On appelle ça, communément, une "sale journée". Ces journées, vous savez, où les mauvaises nouvelles s'accumulent. Où rien ne fonctionne comme on voudrait. C'était ça, la journée, hier, de Nonce Paolini, le patron de TF1. A 20h, le soir, une nouvelle fois, c'est le JT de France 2 qui allait faire l'événement: la première interview-télé du nouveau Président. En début d'après-midi, c'est le Tribunal de grande instance de Paris qui venait plomber l'ambiance. Il rejetait la plainte de TF1 contre le site internet YouTube qu'elle accusait d'avoir diffusé certains de ses programmes (Heroes, Grey's anatomy, une interview de Mylène Farmer et même un édito de Christophe Barbier, "piqué" sur LCI, filiale de TF1. La chaîne parlait de "contrefaçon", de "concurrence déloyale", de "parasitisme" mais la justice, dans cette bataille (qui n'est pas finie) pour les droits d'auteurs sur internet, a donné raison à YouTube.

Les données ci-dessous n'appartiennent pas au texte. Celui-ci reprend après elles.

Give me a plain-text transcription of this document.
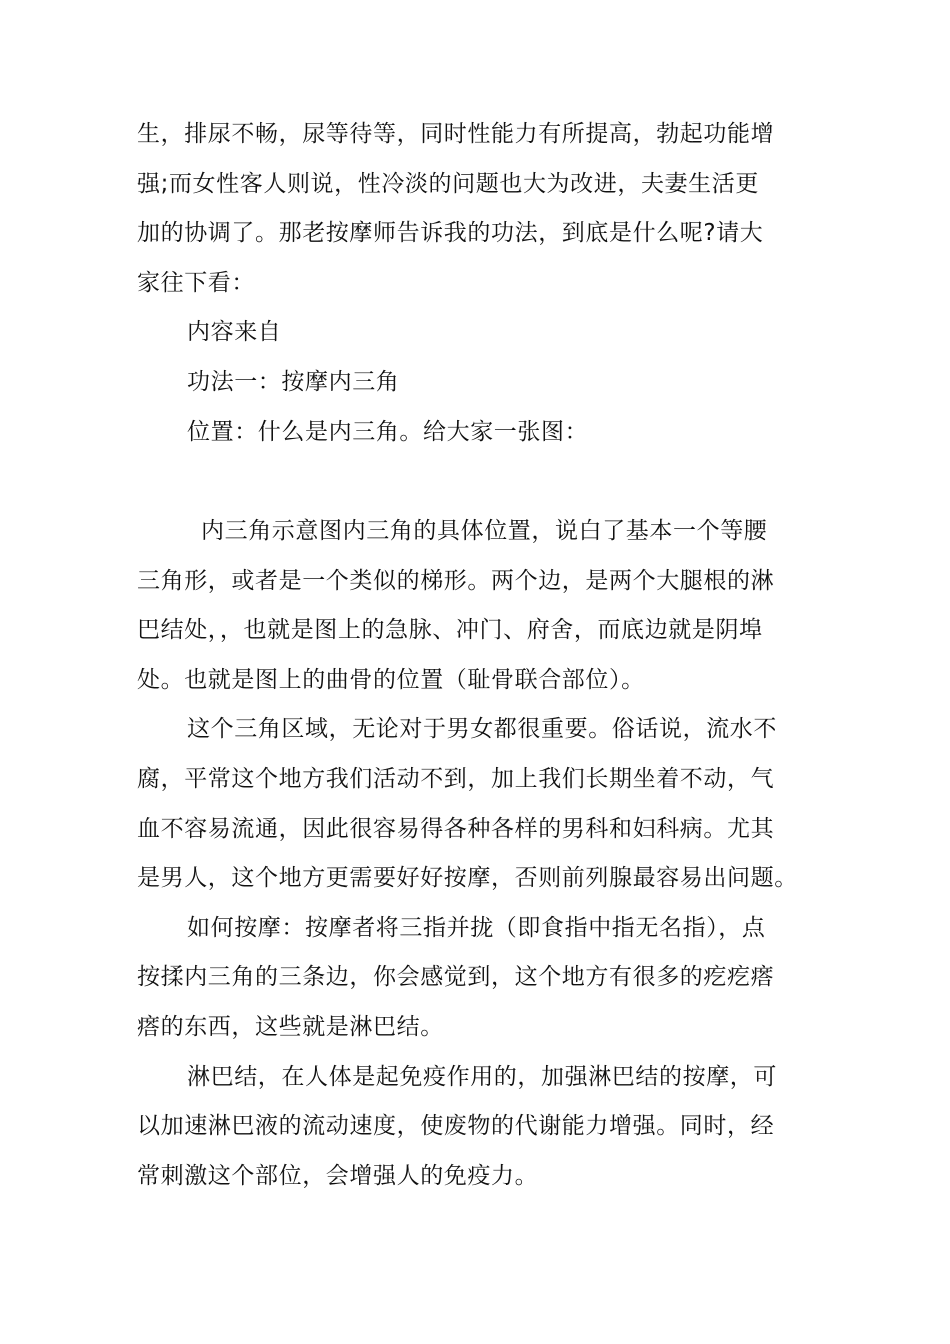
生，排尿不畅，尿等待等，同时性能力有所提高，勃起功能增
强;而女性客人则说，性冷淡的问题也大为改进，夫妻生活更
加的协调了。那老按摩师告诉我的功法，到底是什么呢?请大
家往下看：
内容来自
功法一：按摩内三角
位置：什么是内三角。给大家一张图：
内三角示意图内三角的具体位置，说白了基本一个等腰
三角形，或者是一个类似的梯形。两个边，是两个大腿根的淋
巴结处，，也就是图上的急脉、冲门、府舍，而底边就是阴埠
处。也就是图上的曲骨的位置（耻骨联合部位）。
这个三角区域，无论对于男女都很重要。俗话说，流水不
腐，平常这个地方我们活动不到，加上我们长期坐着不动，气
血不容易流通，因此很容易得各种各样的男科和妇科病。尤其
是男人，这个地方更需要好好按摩，否则前列腺最容易出问题。
如何按摩：按摩者将三指并拢（即食指中指无名指），点
按揉内三角的三条边，你会感觉到，这个地方有很多的疙疙瘩
瘩的东西，这些就是淋巴结。
淋巴结，在人体是起免疫作用的，加强淋巴结的按摩，可
以加速淋巴液的流动速度，使废物的代谢能力增强。同时，经
常刺激这个部位，会增强人的免疫力。
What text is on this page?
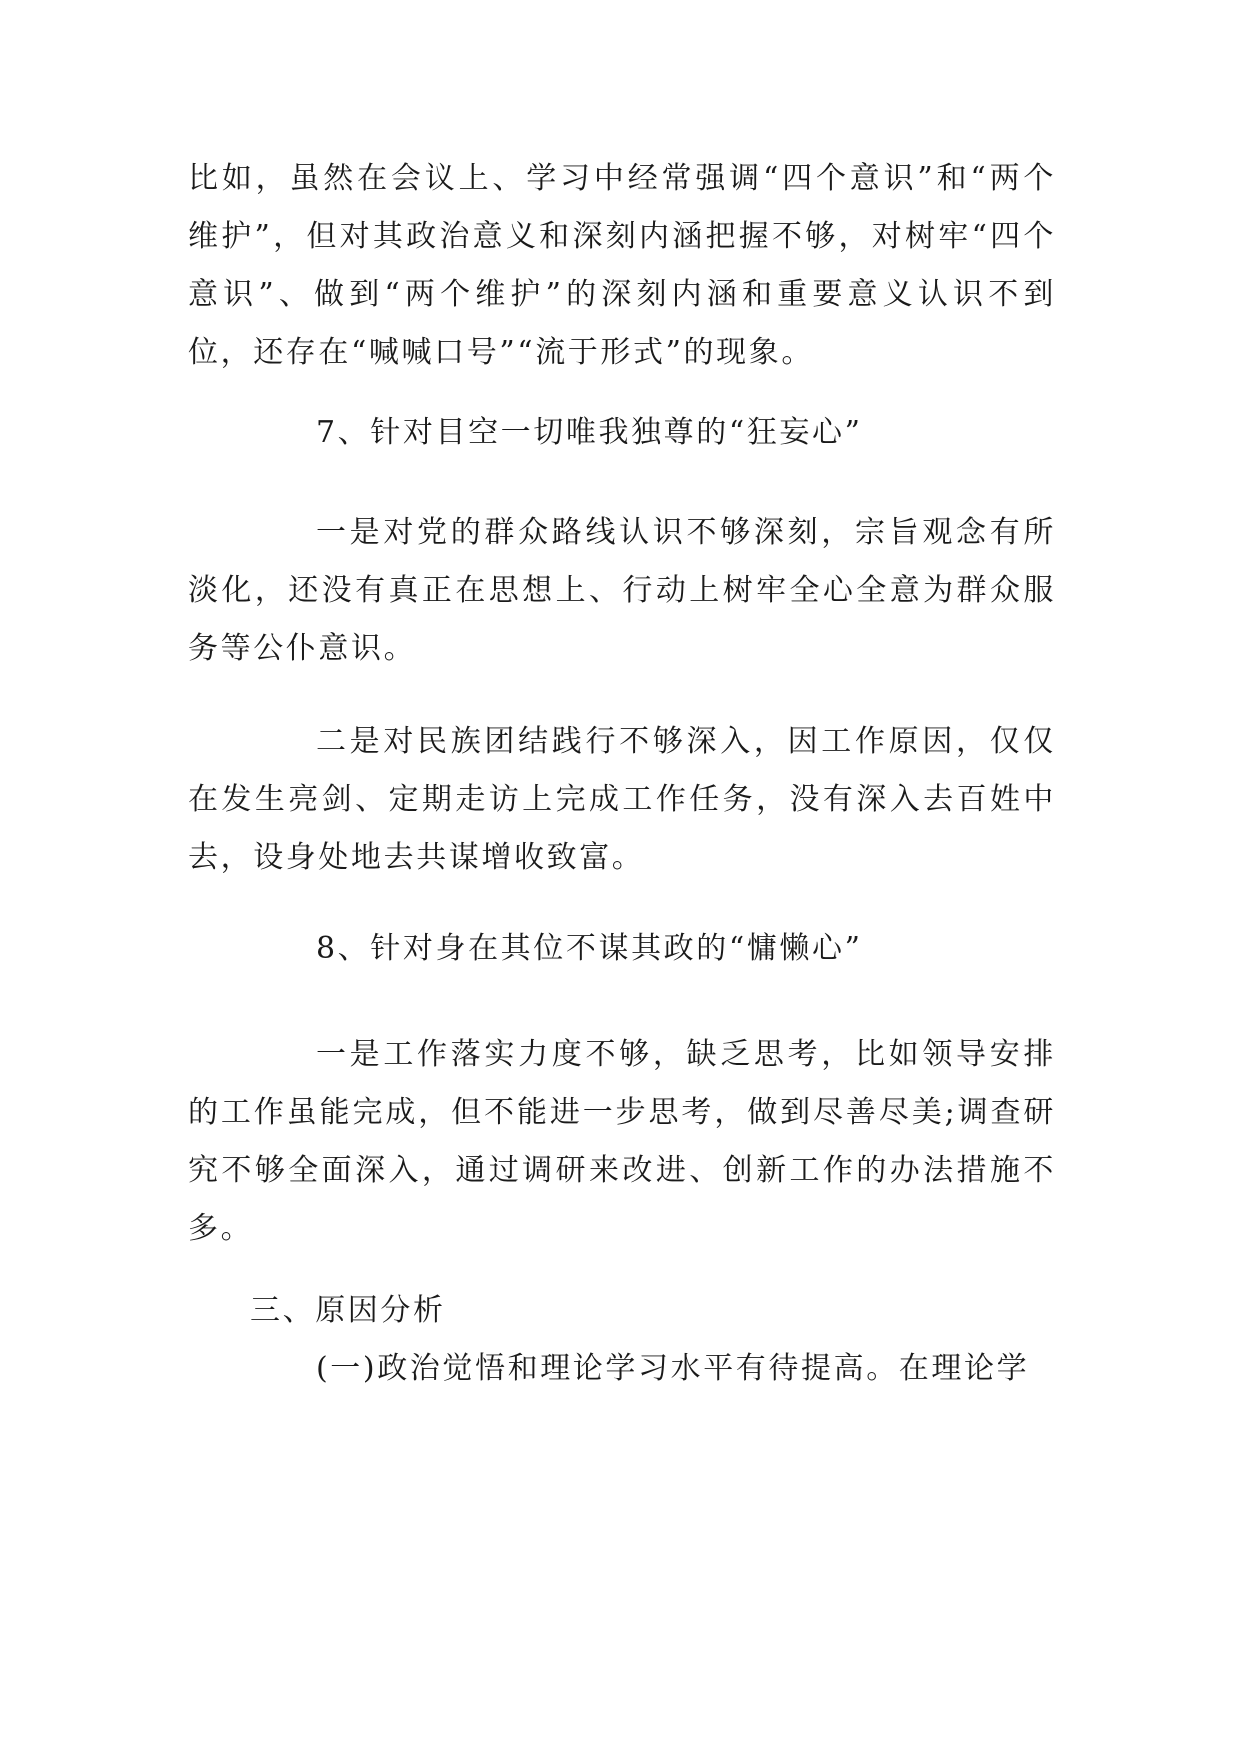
比如，虽然在会议上、学习中经常强调“四个意识”和“两个维护”，但对其政治意义和深刻内涵把握不够，对树牢“四个意识”、做到“两个维护”的深刻内涵和重要意义认识不到位，还存在“喊喊口号”“流于形式”的现象。

7、针对目空一切唯我独尊的“狂妄心”

一是对党的群众路线认识不够深刻，宗旨观念有所淡化，还没有真正在思想上、行动上树牢全心全意为群众服务等公仆意识。

二是对民族团结践行不够深入，因工作原因，仅仅在发生亮剑、定期走访上完成工作任务，没有深入去百姓中去，设身处地去共谋增收致富。

8、针对身在其位不谋其政的“慵懒心”

一是工作落实力度不够，缺乏思考，比如领导安排的工作虽能完成，但不能进一步思考，做到尽善尽美;调查研究不够全面深入，通过调研来改进、创新工作的办法措施不多。

三、原因分析

(一)政治觉悟和理论学习水平有待提高。在理论学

Mais, évidemment, la "pire" des nouvelles, hier soir, pour le patron de TF1 a été celle du départ de Laurence Ferrari. Qui quitte le 20h et la chaîne. La décision -on imagine- n'a pas été prise hier mais c'est, hier soir, qu'il a fallu l'annoncer. Une annonce-"camouflet". Pour la journaliste, bien-sûr, qui n'a pas réussi à endiguer l'érosion d'audience du JT. "Camouflet" surtout pour Nonce Paolini, le patron de TF1. Le limogeage de PPDA, le choix de Laurence Ferrari pour présenter le 20h: c'était sa décision. Sa première grande décision. Et malgré toutes les critiques, il a toujours défendu son choix et sa journaliste. C'était le cas encore, il y a quelques jours. On ne sait pas, du coup, comment il a apprécié les premiers mots de Laurence Ferrari au Parisien, ce matin. A la question "pourquoi quittez-vous TF1?" Elle répond: "Après 4 ans de JT, j'ai fait le constat que cet exercice n'est pas celui qui me convient le mieux". Franchement, elle aurait pu trouver moins cruel pour futur-ex patron, qui doit encore encaisser son départ pour Direct 8. Une petite chaîne, certes mais que s'apprête à racheter Canal+, son pire ennemi. La chaîne cryptée prépare une entrée fracassante sur la TNT. La TNT qui n'est pas étrangère aux soucis de TF1: perte d'audience, chute du cours de bourse. "Sale journée", décidément.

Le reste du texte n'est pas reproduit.